L’apoteosi si è però raggiunta quando, tra un pezzo e l’altro, ha raccontato di questo suo breve tour italiano, dicendo una cosa del tipo: “Ieri sera ho suonato a Ravenna, una città campagnola, in un posto terribile (chi c’era ha riferito che avrebbe anche minacciato più volte di accoltellare il fonico durante il sound check)”. Come ha giustamente commentato qualcuno, Massillon, Ohio, non è esattamente la capitale mondiale dell’industria pesante. Pubblico in visibilio anche quando ha aggiunto: “Domani invece devo andare in un posto di merda che non ho mai sentito nominare”. Per la cronaca, si trattava di Padova. Che fosse serio o ironico (chi lo conosce bene giura che l’ipotesi corretta sia la prima), non c’è dubbio che un personaggio così, nel mondo della musica, non possa che fare bene. Soprattutto se, come detto in apertura, riesce con la sola paura di una sua possibile reazione, a farci godere un concerto in santa pace, senza gente che ti urla nelle orecchie o ti disturba in continuazione con la luce del suo telefonino.
Ma in ogni caso, ad uno in grado di suonare con tanta e tale intensità, si può davvero perdonare di tutto.
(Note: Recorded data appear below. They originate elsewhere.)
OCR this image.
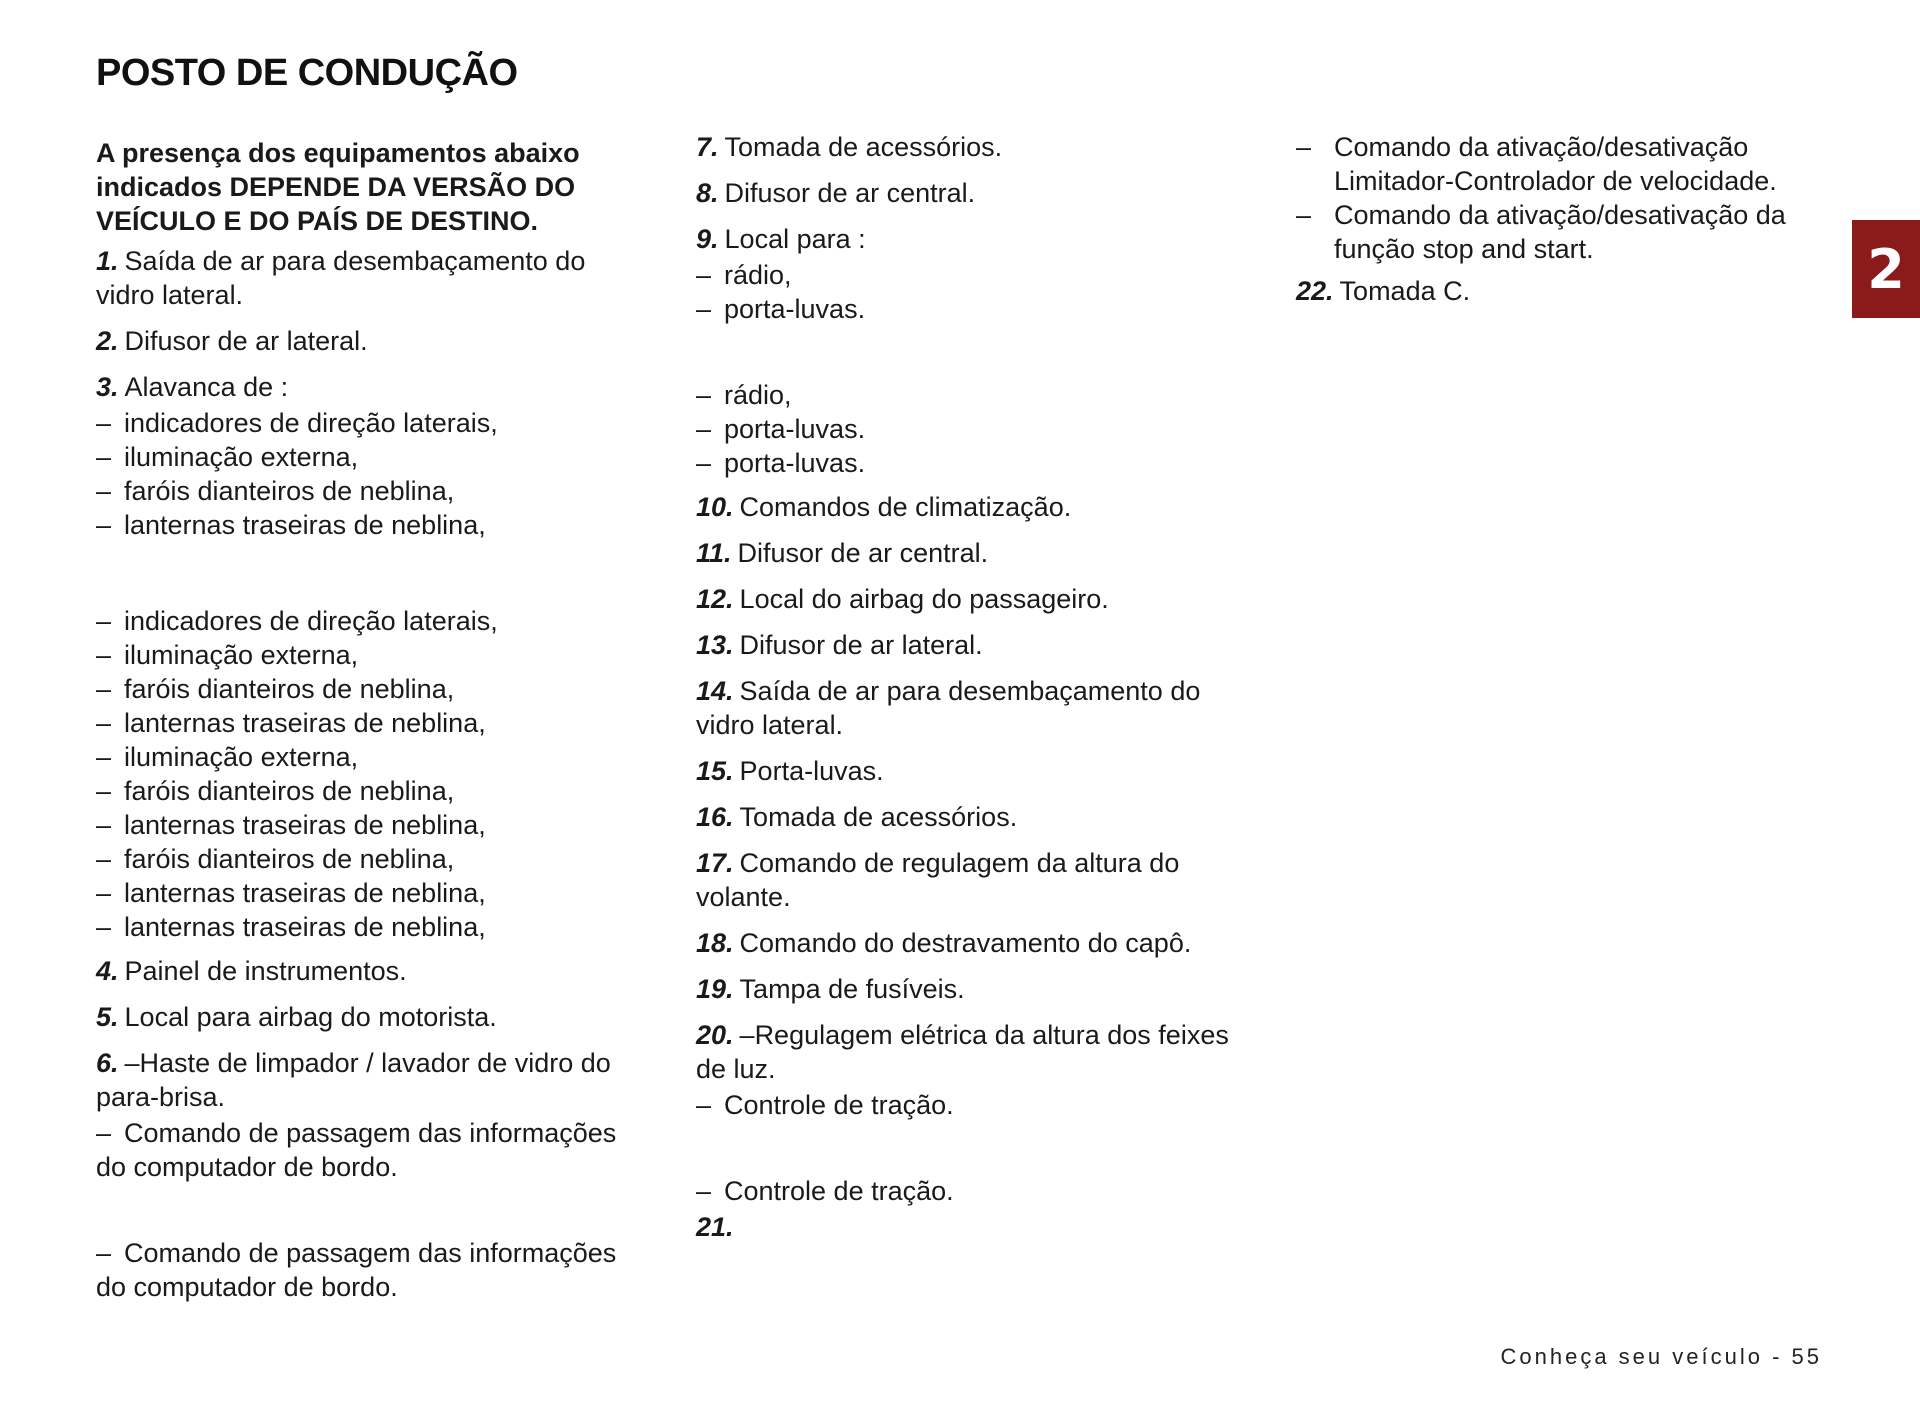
POSTO DE CONDUÇÃO

A presença dos equipamentos abaixo indicados DEPENDE DA VERSÃO DO VEÍCULO E DO PAÍS DE DESTINO.

1. Saída de ar para desembaçamento do vidro lateral.

2. Difusor de ar lateral.

3. Alavanca de :

– indicadores de direção laterais,
– iluminação externa,
– faróis dianteiros de neblina,
– lanternas traseiras de neblina,
– indicadores de direção laterais,
– iluminação externa,
– faróis dianteiros de neblina,
– lanternas traseiras de neblina,
– iluminação externa,
– faróis dianteiros de neblina,
– lanternas traseiras de neblina,
– faróis dianteiros de neblina,
– lanternas traseiras de neblina,
– lanternas traseiras de neblina,

4. Painel de instrumentos.

5. Local para airbag do motorista.

6. –Haste de limpador / lavador de vidro do para-brisa.

– Comando de passagem das informações do computador de bordo.
– Comando de passagem das informações do computador de bordo.

7. Tomada de acessórios.

8. Difusor de ar central.

9. Local para :

– rádio,
– porta-luvas.
– rádio,
– porta-luvas.
– porta-luvas.

10. Comandos de climatização.

11. Difusor de ar central.

12. Local do airbag do passageiro.

13. Difusor de ar lateral.

14. Saída de ar para desembaçamento do vidro lateral.

15. Porta-luvas.

16. Tomada de acessórios.

17. Comando de regulagem da altura do volante.

18. Comando do destravamento do capô.

19. Tampa de fusíveis.

20. –Regulagem elétrica da altura dos feixes de luz.

– Controle de tração.
– Controle de tração.

21.

– Comando da ativação/desativação Limitador-Controlador de velocidade.
– Comando da ativação/desativação da função stop and start.

22. Tomada C.	2
Conheça seu veículo - 55
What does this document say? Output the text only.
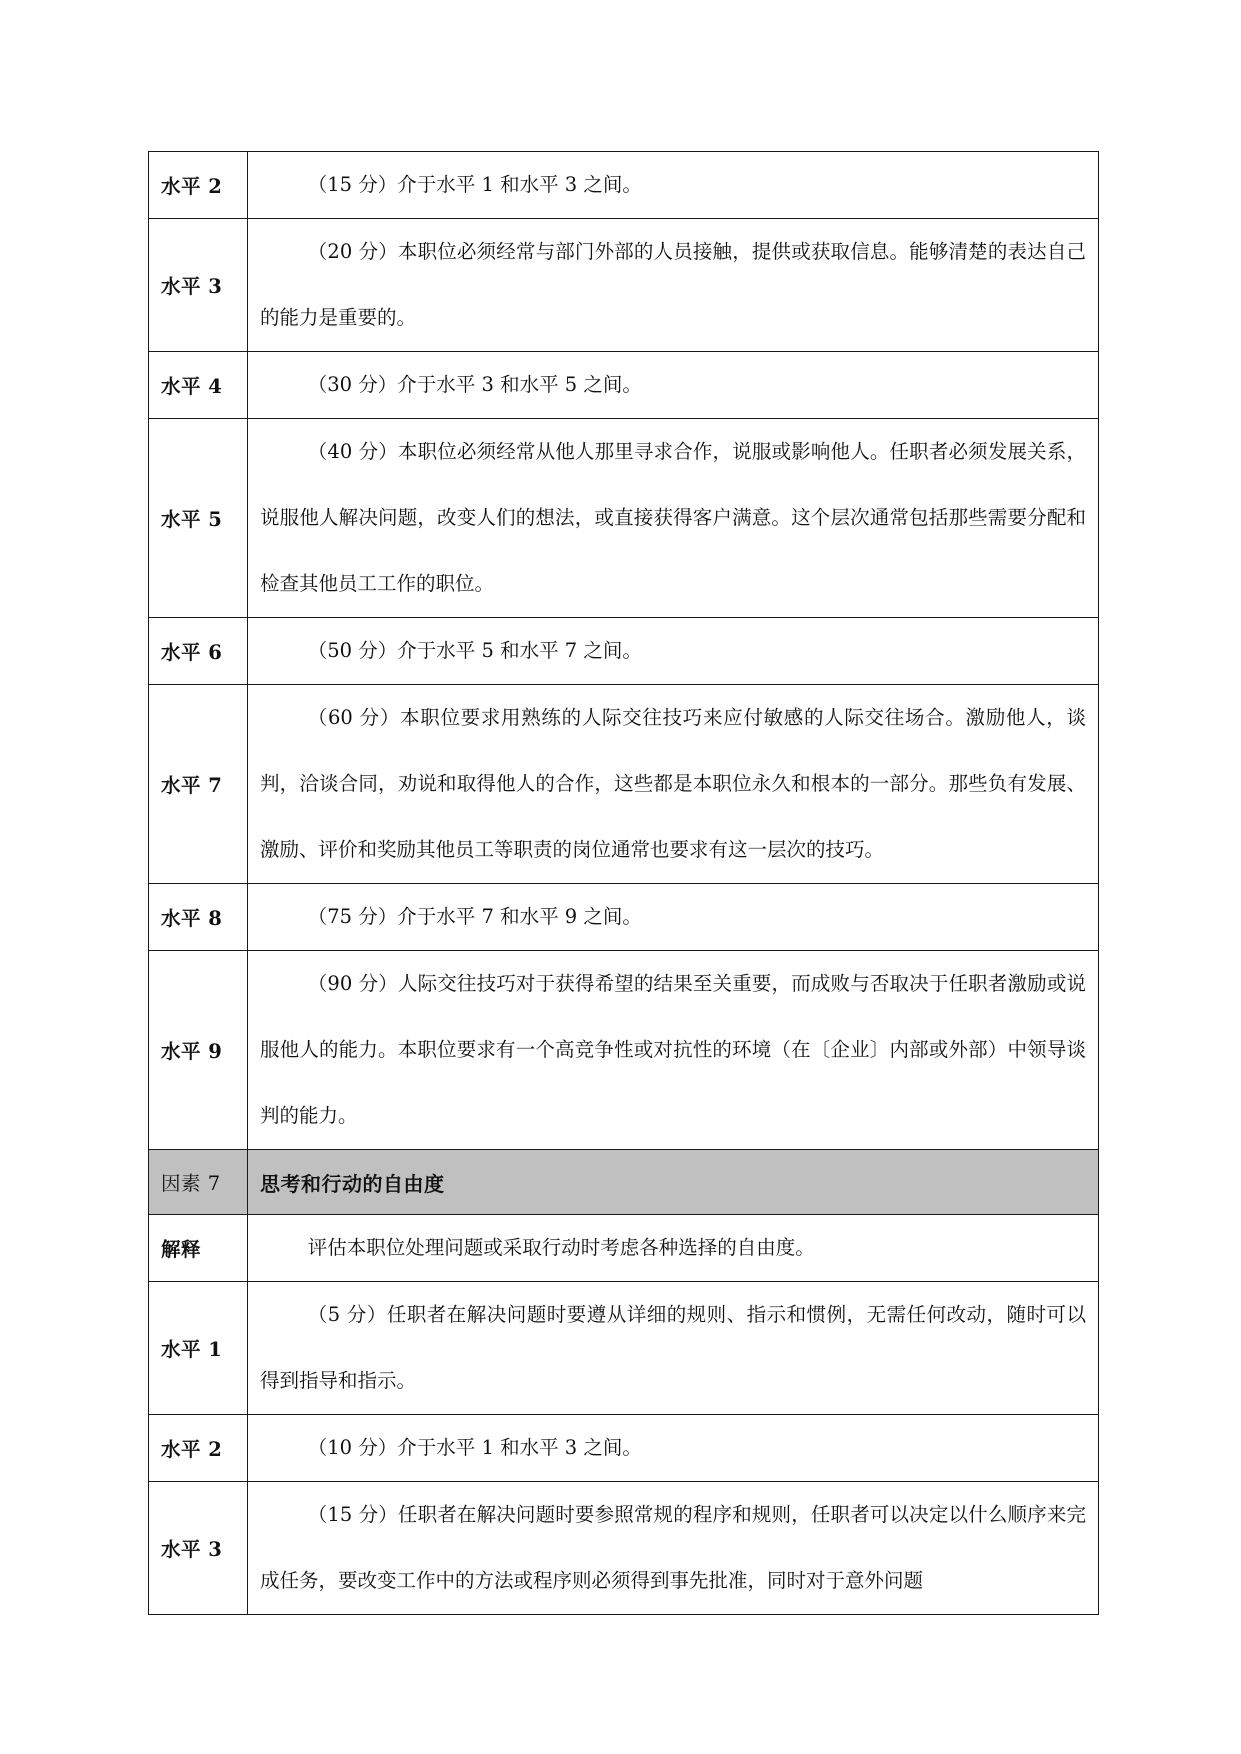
水平 2	（15 分）介于水平 1 和水平 3 之间。

水平 3	（20 分）本职位必须经常与部门外部的人员接触，提供或获取信息。能够清楚的表达自己的能力是重要的。

水平 4	（30 分）介于水平 3 和水平 5 之间。

水平 5	（40 分）本职位必须经常从他人那里寻求合作，说服或影响他人。任职者必须发展关系，说服他人解决问题，改变人们的想法，或直接获得客户满意。这个层次通常包括那些需要分配和检查其他员工工作的职位。

水平 6	（50 分）介于水平 5 和水平 7 之间。

水平 7	（60 分）本职位要求用熟练的人际交往技巧来应付敏感的人际交往场合。激励他人，谈判，洽谈合同，劝说和取得他人的合作，这些都是本职位永久和根本的一部分。那些负有发展、激励、评价和奖励其他员工等职责的岗位通常也要求有这一层次的技巧。

水平 8	（75 分）介于水平 7 和水平 9 之间。

水平 9	（90 分）人际交往技巧对于获得希望的结果至关重要，而成败与否取决于任职者激励或说服他人的能力。本职位要求有一个高竞争性或对抗性的环境（在〔企业〕内部或外部）中领导谈判的能力。

因素 7	思考和行动的自由度
解释	评估本职位处理问题或采取行动时考虑各种选择的自由度。

水平 1	（5 分）任职者在解决问题时要遵从详细的规则、指示和惯例，无需任何改动，随时可以得到指导和指示。

水平 2	（10 分）介于水平 1 和水平 3 之间。

水平 3	（15 分）任职者在解决问题时要参照常规的程序和规则，任职者可以决定以什么顺序来完成任务，要改变工作中的方法或程序则必须得到事先批准，同时对于意外问题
Concerto cupo il suo, nero come un romanzo di Faulkner e non certo adatto ad ogni tipo di palato. Ma è impossibile non rimanerne rapiti, anche solo per un breve tratto. Tante le concessioni al passato, per una setlist decisamente varia che ha spaziato in maniera soddisfacente nel repertorio targato Sun Kil Moon. Difficile scegliere degli highlights ma, se proprio dobbiamo, allora direi che i fraseggi di “Alesund” o la struggente elegia di “Elaine”, con i suoi repentini cambi di atmosfera o ancora la malinconia di “Sunshine in Chicago”, hanno fatto breccia in maniera più profonda nel mio cuore, rispetto ad altri episodi.
Tanti anche gli estratti da “Perils From The Sea”, il disco realizzato l’anno scorso assieme ai The Album Leaf di Jim Lavalle. Tra queste, impossibile non citare l’opener “Gustavo” o la sinceramente autobiografica “Ceiling Gazing”, che descrive l’apatia dei momenti morti vissuti mentre si è in tour.
Alle 22 in punto, come da accordi, saluta e se ne va dopo due ore secche di show. Immediatamente, la musica che esce dalle casse ci annuncia che non ci saranno bis. Ma è giusto così. Ve lo immaginate uno come lui che concede un bis?
Impossibile dire altro di Mark Kozelek: senza vederlo dal vivo non si può capire. Complimenti vivissimi a Il Cielo Sotto Milano, che è riuscito a portarlo da noi. Quando si replica?